Karine Duc réclame un déstockage de l’eau anticipé pour sauver les cultures brûlées par plusieurs vagues de chaleur extrême. Dans une lettre ouverte au préfet de Lot-et-Garonne, la présidente de la chambre...
Karine Duc réclame un déstockage de l’eau anticipé pour sauver les cultures brûlées par plusieurs vagues de chaleur extrême. Dans une lettre ouverte au préfet de Lot-et-Garonne, la présidente de la chambre d’agriculture revient également sur l’arrêté préfectoral du 17 juillet dernier, qui limite l’irrigation agricole. Elle dénonce une décision déconnectée du terrain.
Le Lot-et-Garonne brûle, de nombreux pruniers sont déjà cramés par un impressionnant effet chalumeau et la présidente de la chambre d’agriculture regarde les réserves en eau. Dans une lettre ouverte adressée le 20 juillet au préfet Bruno André, Karine Duc revient sur l’arrêté préfectoral réglementant les prélèvements d’eau dans le département. Selon elle, il limite de manière significative l’irrigation agricole. Il est, regrette-t-elle, "totalement décorrélé des réalités du terrain".
Dans son courrier, elle souligne donc "la profonde incompréhension de l’ensemble des agriculteurs, irrigants et acteurs économiques travaillant directement avec le monde agricole" devant cette décision du représentant de l’État. Elle avertit que ces choix "vont générer des préjudices économiques, sociaux et psychologiques, tant sur nos exploitations agricoles que sur les entreprises d’aval".
"Les besoins en eau devraient chuter début août"Alors que José Perez, président de la Coordination rurale du Lot-et-Garonne (CR 47), a appelé publiquement les agriculteurs à braver ces restrictions, Karine Duc demande de les lever sur le bassin versant de la Garonne et de ne pas les alourdir sur les autres territoires du département. Elle justifie sa requête par la précocité de la campagne agricole. Celle-ci est en avance d’un mois environ. "Les besoins en eau devraient chuter par la suite, autour de début août. Cette avance exceptionnelle en eau pour les cultures justifie mécaniquement ce déstockage un peu plus précoce, en comparaison avec les années antérieures".
Autre argument développé par Karine Duc : le taux de remplissage des réserves de montagne. Au 15 juillet, il était, assure-t-elle, de 76 % "et le lac d’Oô serait quant à lui plein en totalité". Elle espère des lâchers en urgence à partir des lacs des Pyrénées. Elle ajoute que les lacs collectifs du Lot-et-Garonne "sont également en capacité de faire face à cette fin de saison d’irrigation".
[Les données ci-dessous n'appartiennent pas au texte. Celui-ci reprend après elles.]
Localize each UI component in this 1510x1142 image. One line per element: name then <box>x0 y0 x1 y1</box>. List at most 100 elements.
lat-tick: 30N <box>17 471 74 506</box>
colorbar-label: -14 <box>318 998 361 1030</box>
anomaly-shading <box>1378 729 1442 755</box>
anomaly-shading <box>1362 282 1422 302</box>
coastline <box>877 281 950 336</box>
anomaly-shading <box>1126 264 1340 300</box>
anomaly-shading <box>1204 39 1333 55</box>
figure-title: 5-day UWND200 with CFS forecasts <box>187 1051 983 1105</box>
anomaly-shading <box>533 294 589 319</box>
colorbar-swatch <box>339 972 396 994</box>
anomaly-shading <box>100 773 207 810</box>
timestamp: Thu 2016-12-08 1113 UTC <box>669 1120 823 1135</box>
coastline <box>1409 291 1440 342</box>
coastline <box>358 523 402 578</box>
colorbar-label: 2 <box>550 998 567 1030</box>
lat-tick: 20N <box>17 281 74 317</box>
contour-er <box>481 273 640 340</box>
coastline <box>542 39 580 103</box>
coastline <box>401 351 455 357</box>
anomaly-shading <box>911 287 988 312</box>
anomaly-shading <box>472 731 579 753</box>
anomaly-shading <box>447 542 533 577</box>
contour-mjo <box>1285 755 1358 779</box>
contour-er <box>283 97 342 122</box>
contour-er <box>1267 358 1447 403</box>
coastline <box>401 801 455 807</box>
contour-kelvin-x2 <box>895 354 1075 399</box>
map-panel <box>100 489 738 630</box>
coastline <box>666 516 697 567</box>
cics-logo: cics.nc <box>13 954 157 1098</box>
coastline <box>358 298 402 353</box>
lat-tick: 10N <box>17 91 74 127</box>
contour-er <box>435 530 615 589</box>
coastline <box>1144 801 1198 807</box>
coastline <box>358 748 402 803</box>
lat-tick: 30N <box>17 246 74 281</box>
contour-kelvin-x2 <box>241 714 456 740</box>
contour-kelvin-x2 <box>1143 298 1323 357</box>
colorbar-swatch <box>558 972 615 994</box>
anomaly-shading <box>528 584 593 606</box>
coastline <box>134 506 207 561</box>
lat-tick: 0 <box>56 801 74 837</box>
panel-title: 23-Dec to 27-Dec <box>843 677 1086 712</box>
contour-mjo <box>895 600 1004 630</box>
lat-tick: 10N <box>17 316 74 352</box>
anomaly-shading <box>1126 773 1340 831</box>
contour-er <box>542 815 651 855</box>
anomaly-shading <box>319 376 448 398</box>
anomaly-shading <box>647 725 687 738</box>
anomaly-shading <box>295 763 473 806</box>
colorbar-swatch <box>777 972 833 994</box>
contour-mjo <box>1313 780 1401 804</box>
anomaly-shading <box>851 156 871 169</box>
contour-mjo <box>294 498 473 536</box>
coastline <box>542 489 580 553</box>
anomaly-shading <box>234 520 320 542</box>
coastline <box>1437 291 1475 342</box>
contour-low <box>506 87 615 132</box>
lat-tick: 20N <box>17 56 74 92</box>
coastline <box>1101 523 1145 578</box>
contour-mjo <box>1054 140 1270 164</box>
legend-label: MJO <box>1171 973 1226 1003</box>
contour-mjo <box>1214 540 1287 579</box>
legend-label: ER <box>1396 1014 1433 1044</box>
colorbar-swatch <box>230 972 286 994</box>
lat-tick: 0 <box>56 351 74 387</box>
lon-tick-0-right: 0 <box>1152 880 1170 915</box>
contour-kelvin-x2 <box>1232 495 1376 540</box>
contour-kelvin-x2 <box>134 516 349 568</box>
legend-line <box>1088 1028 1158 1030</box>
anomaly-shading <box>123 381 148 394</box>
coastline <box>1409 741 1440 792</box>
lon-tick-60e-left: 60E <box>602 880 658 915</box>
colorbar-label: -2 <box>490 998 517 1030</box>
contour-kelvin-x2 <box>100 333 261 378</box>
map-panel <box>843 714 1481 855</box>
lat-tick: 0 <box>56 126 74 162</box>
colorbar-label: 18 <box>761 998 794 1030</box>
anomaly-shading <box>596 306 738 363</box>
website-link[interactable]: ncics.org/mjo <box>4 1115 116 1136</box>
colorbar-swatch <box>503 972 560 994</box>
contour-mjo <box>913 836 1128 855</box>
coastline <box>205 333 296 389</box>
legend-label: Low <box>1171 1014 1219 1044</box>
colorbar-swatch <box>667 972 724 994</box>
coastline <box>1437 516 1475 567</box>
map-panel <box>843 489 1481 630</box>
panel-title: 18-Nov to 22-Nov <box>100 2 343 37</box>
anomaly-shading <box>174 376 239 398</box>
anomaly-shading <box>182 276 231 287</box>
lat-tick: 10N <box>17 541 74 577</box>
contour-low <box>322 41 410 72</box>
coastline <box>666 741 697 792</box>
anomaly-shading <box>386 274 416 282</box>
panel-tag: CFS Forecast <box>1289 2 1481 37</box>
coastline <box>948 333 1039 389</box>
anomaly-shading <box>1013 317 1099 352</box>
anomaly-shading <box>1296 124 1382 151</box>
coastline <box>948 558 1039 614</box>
Elle cible enfin la Direction régionale de l’environnement, de l’aménagement et du logement (Dreal). "Plutôt que de contrôler si l’agriculteur irrigue, regardez, s’il vous plaît, les manquements de la Dreal et de tous les autres services de l’État qui ont failli depuis longtemps. Depuis que l’eau est suradministrée, elle n’a jamais été aussi mal gérée".
"Il est inadmissible de faire peser le poids de la mauvaise gestion de l’eau sur nous, les agriculteurs"Elle s’étonne ainsi qu’EDF, gestionnaire des barrages de montagne, n’ait pas été sollicitée par la Dreal pour augmenter et déstocker de l’eau à destination de l’irrigation agricole. Cette information est remontée des services de la chambre, en fin de semaine dernière, après un échange avec les dirigeants d’EDF.
Dans son arrêté, la préfecture considère que les mesures temporaires de restriction de certains usages de l’eau sont nécessaires "pour la préservation de la santé, de l’alimentation en eau potable, de la sécurité et de la salubrité publiques, des écosystèmes aquatiques et pour la préservation de la ressource en eau".
Avec la vague de chaleur extrême qui vient de frapper le Lot-et-Garonne, jardin de la France, la problématique du stockage de l’eau explose à nouveau. "Des inondations hivernales majeures aux épisodes de sécheresse estivale, peste Karine Duc, il est inadmissible de faire peser le poids de la mauvaise gestion de l’eau sur nous, les agriculteurs".